La maigre histoire de ce film d’horreur va comme suit : avec sa tante infirmière, son arrière grand-mère voyante, son oncle idiot, son grand-père un peu louche et un sorcier dévoré de l’intérieur par la magie noire, un jeune homme triste cherche à redonner vie à sa mère décédée depuis 13 ans. Malheureusement pour la famille, le corps pressenti pour accueillir l’âme de la défunte est déjà possédé par un un puissant dieu à trois yeux.

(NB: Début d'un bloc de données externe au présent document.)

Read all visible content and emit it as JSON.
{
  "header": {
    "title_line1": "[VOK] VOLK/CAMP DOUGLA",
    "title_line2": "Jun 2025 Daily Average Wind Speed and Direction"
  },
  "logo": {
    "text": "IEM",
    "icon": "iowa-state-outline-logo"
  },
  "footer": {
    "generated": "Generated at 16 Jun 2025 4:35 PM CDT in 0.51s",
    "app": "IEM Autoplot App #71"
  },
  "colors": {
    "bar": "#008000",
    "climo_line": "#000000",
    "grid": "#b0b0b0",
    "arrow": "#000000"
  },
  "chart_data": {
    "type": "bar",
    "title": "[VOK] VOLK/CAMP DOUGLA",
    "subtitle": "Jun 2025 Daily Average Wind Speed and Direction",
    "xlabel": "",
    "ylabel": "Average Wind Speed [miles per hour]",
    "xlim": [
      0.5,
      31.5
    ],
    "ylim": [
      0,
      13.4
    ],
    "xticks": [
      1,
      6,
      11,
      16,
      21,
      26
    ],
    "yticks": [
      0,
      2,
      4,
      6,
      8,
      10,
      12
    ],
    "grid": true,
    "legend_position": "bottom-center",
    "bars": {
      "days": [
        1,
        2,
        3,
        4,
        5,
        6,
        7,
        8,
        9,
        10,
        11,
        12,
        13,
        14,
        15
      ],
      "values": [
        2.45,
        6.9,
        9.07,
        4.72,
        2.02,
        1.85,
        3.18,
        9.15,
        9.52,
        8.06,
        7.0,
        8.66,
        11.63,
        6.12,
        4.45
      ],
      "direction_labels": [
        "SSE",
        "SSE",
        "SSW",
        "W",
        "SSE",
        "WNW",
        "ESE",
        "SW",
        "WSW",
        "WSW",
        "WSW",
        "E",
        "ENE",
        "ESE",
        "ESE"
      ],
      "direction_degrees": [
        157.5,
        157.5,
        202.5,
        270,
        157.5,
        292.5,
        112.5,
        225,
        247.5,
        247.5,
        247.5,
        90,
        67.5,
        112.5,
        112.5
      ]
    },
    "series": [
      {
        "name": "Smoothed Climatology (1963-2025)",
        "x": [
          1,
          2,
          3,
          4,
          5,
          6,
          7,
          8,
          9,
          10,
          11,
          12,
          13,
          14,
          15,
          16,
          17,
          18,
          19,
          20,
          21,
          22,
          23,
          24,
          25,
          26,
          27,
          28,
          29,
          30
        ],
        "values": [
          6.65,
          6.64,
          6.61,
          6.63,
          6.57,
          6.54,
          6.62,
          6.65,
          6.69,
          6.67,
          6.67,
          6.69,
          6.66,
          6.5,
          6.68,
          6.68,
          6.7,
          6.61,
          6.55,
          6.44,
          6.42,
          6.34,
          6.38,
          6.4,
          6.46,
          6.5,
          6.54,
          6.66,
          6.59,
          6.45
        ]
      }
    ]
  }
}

Durant les premières bobines axées sur des retrouvailles familiales et des révélations dignes de « soap-operas », le film dégouline de mièvrerie. Pourtant, durant les dernières bobines, le film dégouline d’hémoglobine. Une cérémonie d’échange d’âme doublée d’un avortement fait maison constitue le point tournant du long métrage. Lorsque la victime de l’avortement forcé entreprend de se venger, elle le fait en exploitant la force de la magie noire cambodgienne.
S’ensuit une version vaudou de Final Destination, en plus gore. Des épingles à couches sont utilisées contre des paupières, des malheureux sont éventrés, une langue se voit amputée, des plaies pleines de vers sont exposées, etc... La qualité des trucages confère une qualité sordide à cette réalisation de l’équipe Ronin.
Les jeu des acteurs ne s’élèvent toutefois pas au niveau du travail des spécialistes en effets spéciaux. Ils sont particulièrement risibles, même en tenant compte du type de film dans lequel ils évoluent. Pire, ils doivent débiter des répliques minables du genre : « When someone comes back from the dead, you can’t expect it to be normal » (Quand quelqu’un revient du royaume des morts, il ne faut pas s’attendre à ce qu’il agisse normalement) ou « Now you know how much it hurts when someone inflict pain on you » (Maintenant tu sais à quel point ça fait mal lorsque quelqu’un te fait souffrir).
Peut-être s’agit-il seulement d’une mauvaise traduction... Qu’importe, Long Khong 2 ne plaira qu’aux amateurs de bains de sang assez patient pour tolérer un départ lent et ennuyant.